What’s great about this record is that all of that writing in the margin is about their 4 children. Hilmar Ernst Wilhelm Friedrick Bindewald was born 23 August 1885, died 2 September 1893, just a week or two after his 8th birthday. Otto Hans Friedrich Bindewald was born 18 August 1886, and then disappears. I’m hoping he grew up, married, and had a bunch of kids. Unnamed Daughter Bindewald was born 19 January 1890 and lived just 2 1/2 minutes. Those three I knew about, but I was surprised to learn about Karl Gustav Hilmar Bindewald, born 26 February 1893, and died 1 August 1909, at the age of 16.
This is the document I got really excited about because it provides a timeline of his postings as a pastor, and provided me, finally, with an answer to a question that’s been pestering me for awhile now: How did a Lutheran Pastor from Sellnrod meet a nice Jewish girl from Vöhl? Because he was in Vöhl!
Pastor Eberwein graduated from the Universitätbibliothek Gießen on 25 May 1840. His first posting was to Vöhl. From 1840 – 1849, he was the pastor, or assistant pastor (still sorting that out) of Martinskirche. Friedericke’s father, Ascher financed the construction of the building. Following the death of his first wife, Sprinza, Ascher’s younger children were sent to live with Ascher’s nephew, Ruben Rothschild, and Ruben’s wife, Helene Sternberg, who was Sprinza’s sister. While the first mention of this arrangement is in 1840, I believe the children went to live there shortly after Sprinza’s death, and probably just stayed there, even after Ascher married his second wife, Blümchen Sternberg. In late 1847, Ruben officially resigned from the Jewish Community Board, and in January of 1848, he wrote to the Grand Duke Hesse asking that his name be permanently revoked from the Jewish Community. This request was granted toward the end of the year, and in 1849, he was named guardian of a young Christian child named Andreas Kalbfleisch. This implies Ruben was Christian.
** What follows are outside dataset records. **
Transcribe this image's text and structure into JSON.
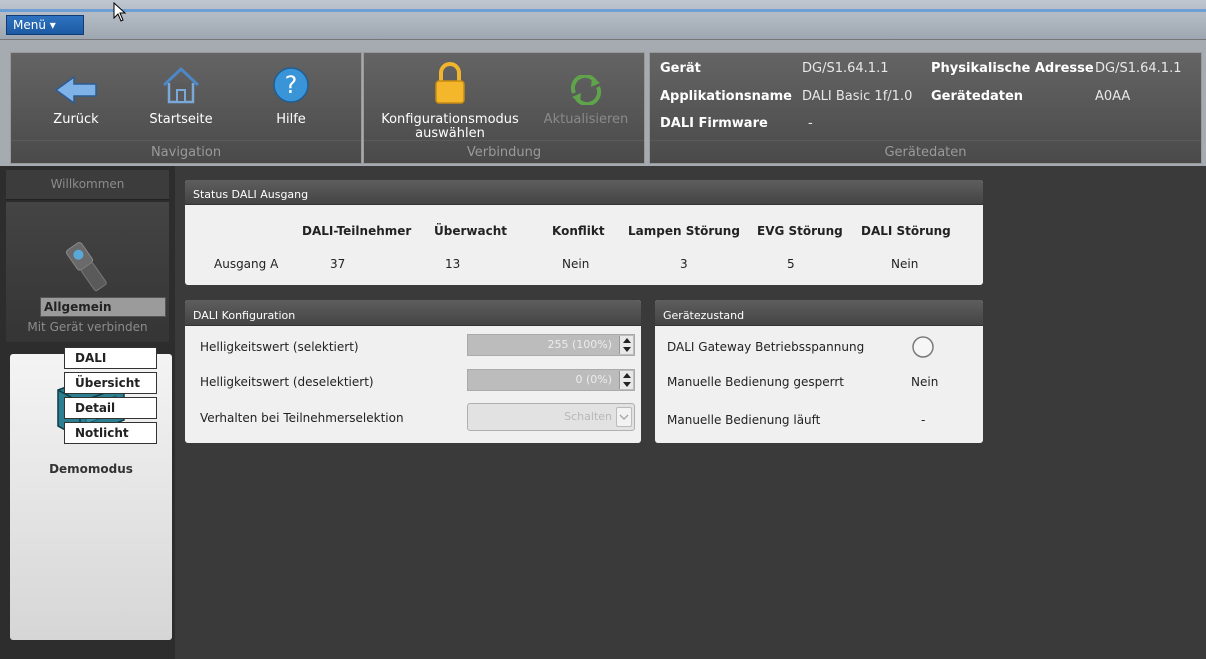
{
  "menu": {
    "label": "Menü ▾"
  },
  "ribbon": {
    "navigation": {
      "caption": "Navigation",
      "back": "Zurück",
      "home": "Startseite",
      "help": "Hilfe"
    },
    "connection": {
      "caption": "Verbindung",
      "config_mode_line1": "Konfigurationsmodus",
      "config_mode_line2": "auswählen",
      "refresh": "Aktualisieren"
    },
    "device_data": {
      "caption": "Gerätedaten",
      "device_label": "Gerät",
      "device_value": "DG/S1.64.1.1",
      "app_label": "Applikationsname",
      "app_value": "DALI Basic 1f/1.0",
      "firmware_label": "DALI Firmware",
      "firmware_value": "-",
      "phys_label": "Physikalische Adresse",
      "phys_value": "DG/S1.64.1.1",
      "devdata_label": "Gerätedaten",
      "devdata_value": "A0AA"
    }
  },
  "sidebar": {
    "welcome": "Willkommen",
    "connect": "Mit Gerät verbinden",
    "demo": "Demomodus",
    "tree": {
      "parent": "Allgemein",
      "items": [
        "DALI",
        "Übersicht",
        "Detail",
        "Notlicht"
      ]
    }
  },
  "status_panel": {
    "title": "Status DALI Ausgang",
    "headers": [
      "DALI-Teilnehmer",
      "Überwacht",
      "Konflikt",
      "Lampen Störung",
      "EVG Störung",
      "DALI Störung"
    ],
    "rows": [
      {
        "label": "Ausgang A",
        "values": [
          "37",
          "13",
          "Nein",
          "3",
          "5",
          "Nein"
        ]
      }
    ]
  },
  "config_panel": {
    "title": "DALI Konfiguration",
    "brightness_selected_label": "Helligkeitswert (selektiert)",
    "brightness_selected_value": "255 (100%)",
    "brightness_deselected_label": "Helligkeitswert (deselektiert)",
    "brightness_deselected_value": "0 (0%)",
    "behaviour_label": "Verhalten bei Teilnehmerselektion",
    "behaviour_value": "Schalten"
  },
  "device_state_panel": {
    "title": "Gerätezustand",
    "supply_label": "DALI Gateway Betriebsspannung",
    "manual_locked_label": "Manuelle Bedienung gesperrt",
    "manual_locked_value": "Nein",
    "manual_running_label": "Manuelle Bedienung läuft",
    "manual_running_value": "-"
  },
  "colors": {
    "menu_button": "#2f73c0",
    "panel_header": "#4e4e4e",
    "background": "#3a3a3a"
  }
}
With Christianity in the home, I’m certain Pastor Eberwein visited the family often, so there was plenty of opportunity for Friedericke and Wilhelm to get to know each other, fall in love, and get married. I’m currently working on tracking down a marriage record for them, and am curious to know if they got married in Vöhl before he left to his next posting or after.
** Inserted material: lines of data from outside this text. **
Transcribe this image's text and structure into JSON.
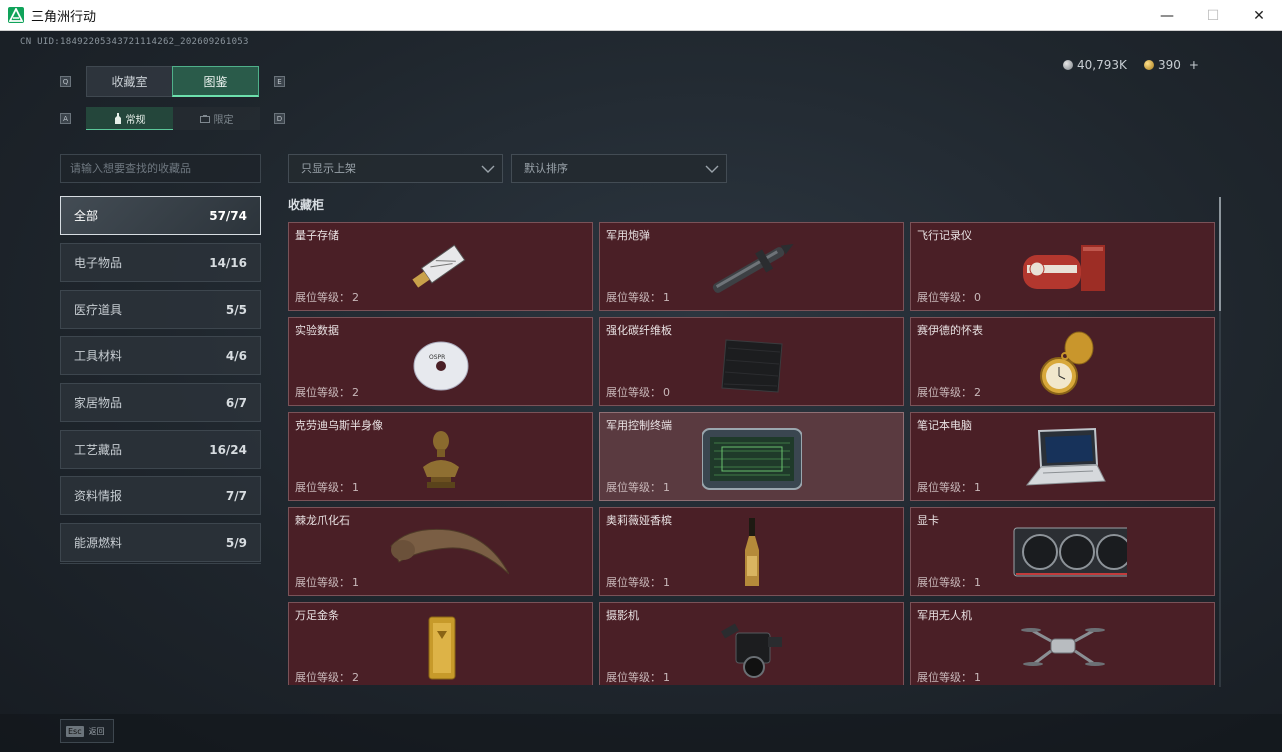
{
  "window": {
    "title": "三角洲行动",
    "minimize": "—",
    "maximize": "☐",
    "close": "✕"
  },
  "uid": "CN UID:18492205343721114262_202609261053",
  "currency": {
    "silver": "40,793K",
    "gold": "390",
    "add": "+"
  },
  "main_tabs": [
    {
      "label": "收藏室",
      "active": false
    },
    {
      "label": "图鉴",
      "active": true
    }
  ],
  "main_tab_keys": {
    "left": "Q",
    "right": "E"
  },
  "sub_tabs": [
    {
      "label": "常规",
      "icon": "bottle-icon",
      "active": true
    },
    {
      "label": "限定",
      "icon": "case-icon",
      "active": false
    }
  ],
  "sub_tab_keys": {
    "left": "A",
    "right": "D"
  },
  "search": {
    "placeholder": "请输入想要查找的收藏品"
  },
  "filters": [
    {
      "label": "只显示上架"
    },
    {
      "label": "默认排序"
    }
  ],
  "categories": [
    {
      "label": "全部",
      "count": "57/74",
      "active": true
    },
    {
      "label": "电子物品",
      "count": "14/16",
      "active": false
    },
    {
      "label": "医疗道具",
      "count": "5/5",
      "active": false
    },
    {
      "label": "工具材料",
      "count": "4/6",
      "active": false
    },
    {
      "label": "家居物品",
      "count": "6/7",
      "active": false
    },
    {
      "label": "工艺藏品",
      "count": "16/24",
      "active": false
    },
    {
      "label": "资料情报",
      "count": "7/7",
      "active": false
    },
    {
      "label": "能源燃料",
      "count": "5/9",
      "active": false
    }
  ],
  "section": {
    "title": "收藏柜"
  },
  "level_prefix": "展位等级：",
  "items": [
    {
      "name": "量子存储",
      "level": "2",
      "icon": "usb-drive-icon"
    },
    {
      "name": "军用炮弹",
      "level": "1",
      "icon": "artillery-shell-icon"
    },
    {
      "name": "飞行记录仪",
      "level": "0",
      "icon": "flight-recorder-icon"
    },
    {
      "name": "实验数据",
      "level": "2",
      "icon": "disc-icon"
    },
    {
      "name": "强化碳纤维板",
      "level": "0",
      "icon": "carbon-plate-icon"
    },
    {
      "name": "赛伊德的怀表",
      "level": "2",
      "icon": "pocket-watch-icon"
    },
    {
      "name": "克劳迪乌斯半身像",
      "level": "1",
      "icon": "bust-icon"
    },
    {
      "name": "军用控制终端",
      "level": "1",
      "icon": "control-terminal-icon"
    },
    {
      "name": "笔记本电脑",
      "level": "1",
      "icon": "laptop-icon"
    },
    {
      "name": "棘龙爪化石",
      "level": "1",
      "icon": "claw-fossil-icon"
    },
    {
      "name": "奥莉薇娅香槟",
      "level": "1",
      "icon": "champagne-icon"
    },
    {
      "name": "显卡",
      "level": "1",
      "icon": "graphics-card-icon"
    },
    {
      "name": "万足金条",
      "level": "2",
      "icon": "gold-bar-icon"
    },
    {
      "name": "摄影机",
      "level": "1",
      "icon": "camera-icon"
    },
    {
      "name": "军用无人机",
      "level": "1",
      "icon": "drone-icon"
    }
  ],
  "footer": {
    "key": "Esc",
    "label": "返回"
  },
  "colors": {
    "accent": "#5cc79a",
    "card_bg": "#4a1f26",
    "card_border": "#7a5258"
  }
}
From 1849 – 1860, he was the pastor of Ulrichstein. Located in the Vogelsberg Mountains, Ulrichstein is the highest town in Hesse, Germany. It’s interesting to note that the River Ohm originates just northwest of town. Downstream is the town of Homberg/Ohm, where the Sternberg sisters — Sprinza, Helene, and Blümchen –were from.
From 1860 – 1867, Wilhelm was in Burg Gemünden. On 1 June 1860, in his official capacity as Pastor, he baptized Friedericke’s brother Abraham, and gave him the Christian name of Adolph. Camille and I were lucky to be able to spend about 3 minutes here. Had we known, we’d have taken the time to walk around to the back where there is reported to be a gorgeous rose window. Next time.
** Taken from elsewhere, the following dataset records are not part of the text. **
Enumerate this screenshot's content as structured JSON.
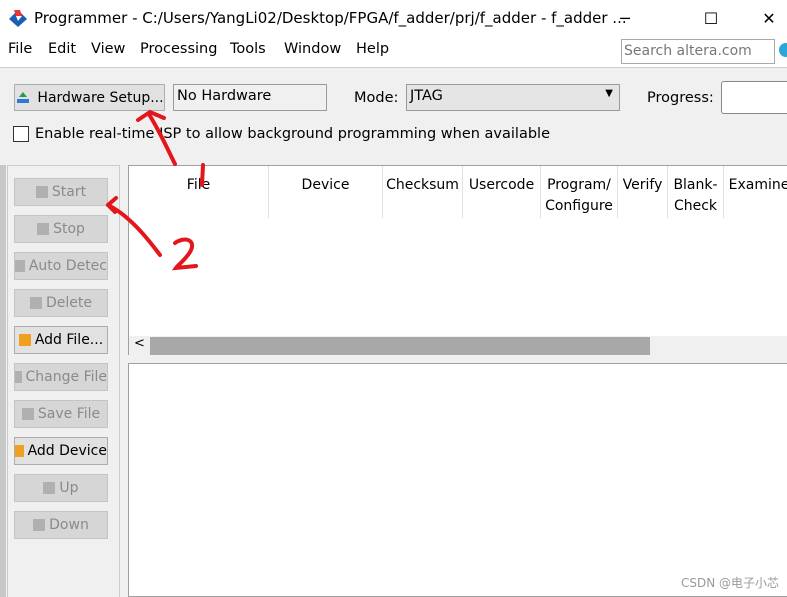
{
  "window": {
    "title": "Programmer - C:/Users/YangLi02/Desktop/FPGA/f_adder/prj/f_adder - f_adder ...",
    "minimize": "─",
    "maximize": "☐",
    "close": "✕"
  },
  "menu": [
    "File",
    "Edit",
    "View",
    "Processing",
    "Tools",
    "Window",
    "Help"
  ],
  "search": {
    "placeholder": "Search altera.com"
  },
  "toolbar": {
    "hardware_setup": "Hardware Setup...",
    "hardware_value": "No Hardware",
    "mode_label": "Mode:",
    "mode_value": "JTAG",
    "progress_label": "Progress:"
  },
  "realtime_isp": {
    "label": "Enable real-time ISP to allow background programming when available",
    "checked": false
  },
  "side_buttons": [
    {
      "label": "Start",
      "enabled": false,
      "icon": "start-icon"
    },
    {
      "label": "Stop",
      "enabled": false,
      "icon": "stop-icon"
    },
    {
      "label": "Auto Detec",
      "enabled": false,
      "icon": "auto-detect-icon"
    },
    {
      "label": "Delete",
      "enabled": false,
      "icon": "delete-icon"
    },
    {
      "label": "Add File...",
      "enabled": true,
      "icon": "add-file-icon"
    },
    {
      "label": "Change File",
      "enabled": false,
      "icon": "change-file-icon"
    },
    {
      "label": "Save File",
      "enabled": false,
      "icon": "save-file-icon"
    },
    {
      "label": "Add Device",
      "enabled": true,
      "icon": "add-device-icon"
    },
    {
      "label": "Up",
      "enabled": false,
      "icon": "up-icon"
    },
    {
      "label": "Down",
      "enabled": false,
      "icon": "down-icon"
    }
  ],
  "table": {
    "columns": [
      "File",
      "Device",
      "Checksum",
      "Usercode",
      "Program/\nConfigure",
      "Verify",
      "Blank-\nCheck",
      "Examine"
    ]
  },
  "annotations": [
    "1",
    "2"
  ],
  "watermark": "CSDN @电子小芯",
  "colors": {
    "annotation": "#e3161b"
  }
}
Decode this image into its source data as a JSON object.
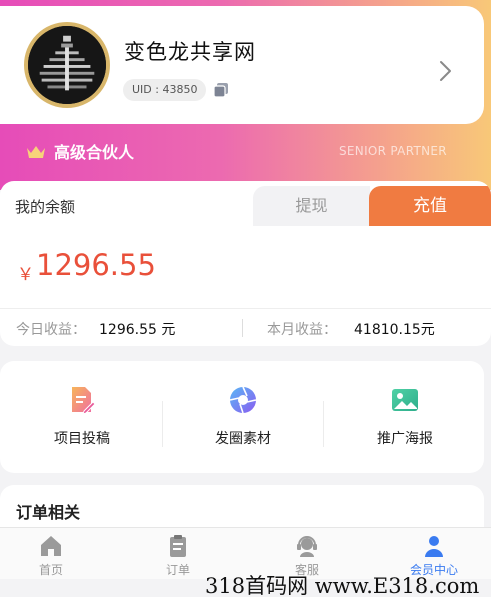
{
  "profile": {
    "name": "变色龙共享网",
    "uid": "UID : 43850",
    "avatar": "avatar-image",
    "copy_icon": "copy-icon",
    "chevron_icon": "chevron-right-icon"
  },
  "membership": {
    "icon": "crown-icon",
    "level": "高级合伙人",
    "level_en": "SENIOR PARTNER"
  },
  "balance": {
    "title": "我的余额",
    "withdraw_label": "提现",
    "recharge_label": "充值",
    "currency": "￥",
    "amount": "1296.55",
    "today_label": "今日收益：",
    "today_value": "1296.55 元",
    "month_label": "本月收益：",
    "month_value": "41810.15元"
  },
  "tools": [
    {
      "label": "项目投稿",
      "icon": "document-edit-icon"
    },
    {
      "label": "发圈素材",
      "icon": "aperture-icon"
    },
    {
      "label": "推广海报",
      "icon": "image-icon"
    }
  ],
  "orders": {
    "title": "订单相关"
  },
  "tabbar": [
    {
      "label": "首页",
      "icon": "home-icon",
      "active": false
    },
    {
      "label": "订单",
      "icon": "clipboard-icon",
      "active": false
    },
    {
      "label": "客服",
      "icon": "headset-icon",
      "active": false
    },
    {
      "label": "会员中心",
      "icon": "user-icon",
      "active": true
    }
  ],
  "watermark": "318首码网 www.E318.com",
  "colors": {
    "accent_orange": "#f07b41",
    "amount_red": "#e9503a",
    "active_blue": "#3a7bf0",
    "gradient_start": "#e64cb8",
    "gradient_end": "#f8c878"
  }
}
From 1867 – 1878, he was the pastor in Ober-Ramstadt. I haven’t yet been able to find out any information about this church. Ober-Ramstadt is located south and a little east of Frankfurt.
Finally, in 1878, he was appointed pastor in Mörfelden, where he served the Lutheran community until he retired in 1895, and where he and Friedericke stayed until he died in 1899. You can read more about his posting in Mörfelden in the last blog post.
And now, back to work on my first post for Adolph Rothschild. Stay safe and stay happy!